This diagnostic figure tests whether our method components behave as intended. The behavior of \(C_k\) and \(D_k\) terms in \eqref{eq:decomposition} is visible in reduced instability outliers, but predictive ranking quality remains insufficient for dominance over pooled IWLS. The diagnostics therefore support the role of stability regularization as a safety mechanism, not as a standalone guarantee of lower target error.

\subsection{Significance Results and Failure Modes}
Significance tests in Table~\ref{tab:significance} confirm that the iter\_1 stability-aware selector is not statistically better than MMD-nearest, Wasserstein-nearest, or pooled IWLS after Holm correction. The corresponding adjusted p-values are \(1.0\), \(1.0\), and \(0.9983\), respectively, so comparative superiority claims are not supported at conventional thresholds.

\begin{figure}[t]
\centering
\includegraphics[width=0.65\linewidth]{figures/iter_1/fig_ablation_pooled_gap.pdf}
\caption{Pooled-IWLS-focused ablation over stability controls. The left panel plots pooled gap (stability minus pooled) against Holm-adjusted p-value for each ablation configuration, with dashed lines at zero gap and \(p=0.05\); most points remain above the significance threshold after multiplicity correction. The right panel summarizes leading configurations; the selected iter\_1 configuration uses \(\alpha=0.3\), \(\beta=0.1\), \(\gamma=0.5\), logistic ratio proxy, no clipping, and adaptive-\(\gamma\).}
\label{fig:ablation-pooled}
\end{figure}

Failure-mode analysis remains important. \Figref{fig:ablation-pooled} and the ablation export table show that several configurations reduce mean pooled gap (negative stability-minus-pooled), but none are Holm-significant when correcting across the full 384-configuration search. Regime-stratified confirmatory analysis remains similarly non-significant (high-uncertainty \(p=0.976\), low-uncertainty \(p=0.992\)), so gains over pooled IWLS cannot be treated as established.

\section{Discussion}
The empirical and theoretical results jointly support a constrained interpretation. The formal developments in \secref{sec:method} remain useful: \eqref{eq:ordering-bound} provides a finite-sample surrogate regret transfer, \eqref{eq:linear-rate} provides optimization-rate guarantees, and \eqref{eq:gate-threshold} provides a deterministic separation condition. However, empirical superiority requires those assumptions and estimation-quality conditions to hold tightly enough in practice, which is not yet the case in the current proxy evidence.

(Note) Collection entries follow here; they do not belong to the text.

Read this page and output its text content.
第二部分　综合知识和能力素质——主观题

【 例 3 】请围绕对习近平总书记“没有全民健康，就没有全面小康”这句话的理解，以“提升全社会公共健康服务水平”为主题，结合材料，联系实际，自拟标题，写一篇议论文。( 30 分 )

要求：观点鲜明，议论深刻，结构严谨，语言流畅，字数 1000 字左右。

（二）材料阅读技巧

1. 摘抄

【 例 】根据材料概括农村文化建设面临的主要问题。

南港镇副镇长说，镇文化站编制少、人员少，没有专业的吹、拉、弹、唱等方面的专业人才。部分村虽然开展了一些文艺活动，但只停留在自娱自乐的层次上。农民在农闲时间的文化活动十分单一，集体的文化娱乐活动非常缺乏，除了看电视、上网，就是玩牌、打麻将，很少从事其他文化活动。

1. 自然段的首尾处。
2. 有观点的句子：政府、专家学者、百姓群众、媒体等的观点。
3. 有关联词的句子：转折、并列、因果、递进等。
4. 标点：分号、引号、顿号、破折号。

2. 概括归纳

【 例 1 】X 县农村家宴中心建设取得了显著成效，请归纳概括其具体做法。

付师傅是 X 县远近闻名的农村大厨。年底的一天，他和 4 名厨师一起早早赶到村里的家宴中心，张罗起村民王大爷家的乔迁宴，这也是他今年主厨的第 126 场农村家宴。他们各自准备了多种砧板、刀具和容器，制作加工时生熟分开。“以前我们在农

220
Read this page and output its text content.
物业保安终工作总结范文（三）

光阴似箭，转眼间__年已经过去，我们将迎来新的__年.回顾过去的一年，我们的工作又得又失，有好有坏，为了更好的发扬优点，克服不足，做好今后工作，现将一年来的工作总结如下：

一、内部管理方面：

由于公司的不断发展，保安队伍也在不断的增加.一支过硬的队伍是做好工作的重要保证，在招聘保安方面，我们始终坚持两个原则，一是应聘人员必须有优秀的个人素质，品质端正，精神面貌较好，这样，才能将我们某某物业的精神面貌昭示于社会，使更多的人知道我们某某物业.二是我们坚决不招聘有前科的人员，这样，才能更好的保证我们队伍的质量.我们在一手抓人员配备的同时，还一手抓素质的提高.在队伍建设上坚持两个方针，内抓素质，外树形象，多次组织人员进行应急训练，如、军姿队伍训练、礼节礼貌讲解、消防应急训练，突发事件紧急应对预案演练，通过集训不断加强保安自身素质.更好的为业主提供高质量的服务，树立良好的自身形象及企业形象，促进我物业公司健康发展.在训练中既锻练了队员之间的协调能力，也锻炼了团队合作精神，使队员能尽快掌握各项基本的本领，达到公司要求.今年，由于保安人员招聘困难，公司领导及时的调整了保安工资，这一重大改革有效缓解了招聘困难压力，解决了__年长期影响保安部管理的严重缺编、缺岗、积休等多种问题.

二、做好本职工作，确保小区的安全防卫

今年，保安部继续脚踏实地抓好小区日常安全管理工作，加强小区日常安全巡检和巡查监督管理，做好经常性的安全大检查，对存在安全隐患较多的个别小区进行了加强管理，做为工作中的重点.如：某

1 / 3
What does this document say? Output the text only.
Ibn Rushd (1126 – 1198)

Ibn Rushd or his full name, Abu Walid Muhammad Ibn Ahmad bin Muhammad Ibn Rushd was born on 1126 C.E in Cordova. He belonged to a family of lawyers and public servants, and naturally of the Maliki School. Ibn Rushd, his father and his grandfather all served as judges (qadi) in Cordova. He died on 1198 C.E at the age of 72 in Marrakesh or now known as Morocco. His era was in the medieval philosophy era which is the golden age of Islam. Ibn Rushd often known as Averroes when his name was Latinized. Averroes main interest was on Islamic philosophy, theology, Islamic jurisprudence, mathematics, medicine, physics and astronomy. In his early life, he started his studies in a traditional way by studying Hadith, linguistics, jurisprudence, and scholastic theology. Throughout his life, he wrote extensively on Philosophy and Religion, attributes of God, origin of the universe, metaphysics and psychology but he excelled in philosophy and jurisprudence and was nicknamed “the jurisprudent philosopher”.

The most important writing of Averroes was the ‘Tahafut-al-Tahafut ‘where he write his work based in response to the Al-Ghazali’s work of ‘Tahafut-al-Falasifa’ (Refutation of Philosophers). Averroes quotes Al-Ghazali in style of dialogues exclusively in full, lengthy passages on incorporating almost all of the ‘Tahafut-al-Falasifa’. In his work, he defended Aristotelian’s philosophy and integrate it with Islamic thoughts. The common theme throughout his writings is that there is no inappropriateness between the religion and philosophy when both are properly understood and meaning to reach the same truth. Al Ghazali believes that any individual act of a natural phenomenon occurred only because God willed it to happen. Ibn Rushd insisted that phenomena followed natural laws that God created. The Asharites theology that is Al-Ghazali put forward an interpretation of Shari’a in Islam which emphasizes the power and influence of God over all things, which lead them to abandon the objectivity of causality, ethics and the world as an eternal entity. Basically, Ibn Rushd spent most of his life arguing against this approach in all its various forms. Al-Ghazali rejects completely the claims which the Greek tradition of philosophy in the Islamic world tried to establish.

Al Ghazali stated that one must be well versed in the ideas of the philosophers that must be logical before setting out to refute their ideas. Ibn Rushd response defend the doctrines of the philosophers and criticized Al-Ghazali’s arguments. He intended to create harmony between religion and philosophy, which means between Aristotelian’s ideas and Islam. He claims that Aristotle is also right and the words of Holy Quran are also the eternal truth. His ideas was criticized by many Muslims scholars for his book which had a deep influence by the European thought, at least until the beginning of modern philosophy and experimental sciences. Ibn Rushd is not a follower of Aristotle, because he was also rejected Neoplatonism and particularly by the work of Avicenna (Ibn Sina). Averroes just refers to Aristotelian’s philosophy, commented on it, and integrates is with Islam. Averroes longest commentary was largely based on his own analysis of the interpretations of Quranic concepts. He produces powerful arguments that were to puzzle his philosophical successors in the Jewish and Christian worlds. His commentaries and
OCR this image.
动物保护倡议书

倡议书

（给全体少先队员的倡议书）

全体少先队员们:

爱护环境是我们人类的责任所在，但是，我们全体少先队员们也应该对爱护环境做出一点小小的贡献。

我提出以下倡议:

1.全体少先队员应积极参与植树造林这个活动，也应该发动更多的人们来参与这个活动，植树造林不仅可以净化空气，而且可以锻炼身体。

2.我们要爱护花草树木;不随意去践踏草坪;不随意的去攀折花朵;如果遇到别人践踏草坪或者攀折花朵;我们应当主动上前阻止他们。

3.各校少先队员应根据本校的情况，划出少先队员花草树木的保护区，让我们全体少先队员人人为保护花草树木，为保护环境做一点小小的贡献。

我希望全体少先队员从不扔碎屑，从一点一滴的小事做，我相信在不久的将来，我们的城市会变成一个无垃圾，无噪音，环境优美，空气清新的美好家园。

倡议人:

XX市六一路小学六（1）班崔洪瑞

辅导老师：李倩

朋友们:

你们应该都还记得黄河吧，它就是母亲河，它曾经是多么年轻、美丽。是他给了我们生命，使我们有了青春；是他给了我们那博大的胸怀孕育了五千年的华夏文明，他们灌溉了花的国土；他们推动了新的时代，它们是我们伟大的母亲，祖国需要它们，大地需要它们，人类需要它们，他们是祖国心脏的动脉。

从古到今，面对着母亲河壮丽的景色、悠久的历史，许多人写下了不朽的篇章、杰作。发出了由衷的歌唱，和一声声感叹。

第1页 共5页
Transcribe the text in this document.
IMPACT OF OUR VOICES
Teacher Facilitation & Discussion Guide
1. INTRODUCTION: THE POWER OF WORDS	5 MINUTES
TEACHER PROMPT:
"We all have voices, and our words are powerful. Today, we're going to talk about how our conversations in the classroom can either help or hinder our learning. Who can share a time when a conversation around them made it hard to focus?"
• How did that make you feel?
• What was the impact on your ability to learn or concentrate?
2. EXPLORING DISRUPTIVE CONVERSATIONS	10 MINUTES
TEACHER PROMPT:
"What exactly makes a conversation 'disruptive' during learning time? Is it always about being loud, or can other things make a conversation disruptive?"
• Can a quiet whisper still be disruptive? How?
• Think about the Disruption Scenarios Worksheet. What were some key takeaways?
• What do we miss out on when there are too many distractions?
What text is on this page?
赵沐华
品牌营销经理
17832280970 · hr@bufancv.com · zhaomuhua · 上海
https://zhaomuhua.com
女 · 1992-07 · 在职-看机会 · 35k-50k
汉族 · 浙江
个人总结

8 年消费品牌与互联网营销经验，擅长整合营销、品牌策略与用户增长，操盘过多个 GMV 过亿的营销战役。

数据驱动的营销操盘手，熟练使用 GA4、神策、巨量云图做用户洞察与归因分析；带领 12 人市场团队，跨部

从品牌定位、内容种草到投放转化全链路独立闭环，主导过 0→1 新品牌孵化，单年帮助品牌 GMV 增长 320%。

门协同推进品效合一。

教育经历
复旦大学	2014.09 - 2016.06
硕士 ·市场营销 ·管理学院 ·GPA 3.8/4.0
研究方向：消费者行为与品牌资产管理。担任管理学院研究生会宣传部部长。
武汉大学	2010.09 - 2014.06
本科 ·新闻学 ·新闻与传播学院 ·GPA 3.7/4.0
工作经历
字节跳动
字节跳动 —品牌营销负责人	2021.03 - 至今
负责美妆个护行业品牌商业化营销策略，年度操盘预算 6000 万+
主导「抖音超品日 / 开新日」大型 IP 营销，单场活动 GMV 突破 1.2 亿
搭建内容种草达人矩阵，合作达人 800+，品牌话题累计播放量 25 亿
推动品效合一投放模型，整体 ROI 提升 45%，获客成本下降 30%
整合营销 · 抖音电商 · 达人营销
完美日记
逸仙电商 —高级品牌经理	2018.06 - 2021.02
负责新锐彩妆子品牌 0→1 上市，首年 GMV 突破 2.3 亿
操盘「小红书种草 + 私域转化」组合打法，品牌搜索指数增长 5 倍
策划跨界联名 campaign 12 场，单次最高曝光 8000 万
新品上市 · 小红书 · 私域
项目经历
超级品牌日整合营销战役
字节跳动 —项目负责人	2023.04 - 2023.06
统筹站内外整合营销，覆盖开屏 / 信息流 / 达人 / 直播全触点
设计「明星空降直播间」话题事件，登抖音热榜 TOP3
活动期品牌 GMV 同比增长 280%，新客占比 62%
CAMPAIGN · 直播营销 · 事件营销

From a methodological standpoint, the most important outcome is the alignment between formal objects and measurable diagnostics. Each major equation corresponds to a logged statistic or optimization component, and each theorem has a concrete interpretation in terms of expected behavior under assumption satisfaction. This alignment improves debuggability and reduces the gap between theoretical guarantees and engineering decisions, which is often a major pain point in adaptation research.

\subsection{Limitations}
First, current evidence is still dominated by synthetic and semi-synthetic proxy settings. Although real-track CSV ingestion is implemented, the present real setting relies on regression conversions from benchmark result tables, so conclusions cannot yet be generalized to raw-feature benchmark pipelines. This data gap directly limits external validity of claims.

Second, pooled superiority is not supported in the current statistical evidence. Table~\ref{tab:significance} reports Holm-adjusted \(p=0.9983\) for pooled-vs-stability, and the full ablation family remains globally non-significant after multiplicity correction. Therefore, pooled outperformance claims are unsupported under the current protocol.

Third, mixed-shift gate assumptions required by Theorem~\ref{thm:gate} do not hold empirically in the iter\_1 diagnostics. The threshold-feasibility table reports zero feasible cases and negative mean feasibility gaps across A--C, so deterministic separation conditions are violated in this run.

Fourth, governance constraints are only partially integrated into optimization. License and schema checks are logged and pass in the proxy real settings, but feasibility is currently an external audit rather than a hard optimization constraint.

\subsection{Future Work}
The first priority is raw benchmark ingestion. We will run end-to-end real-task pipelines with strict no-target-label model selection using converted AdaTime and UDA-4-TSC feature streams, then re-evaluate A/B/C evidence with the same seeds and post-selection controls. This directly addresses the proxy-data limitation above.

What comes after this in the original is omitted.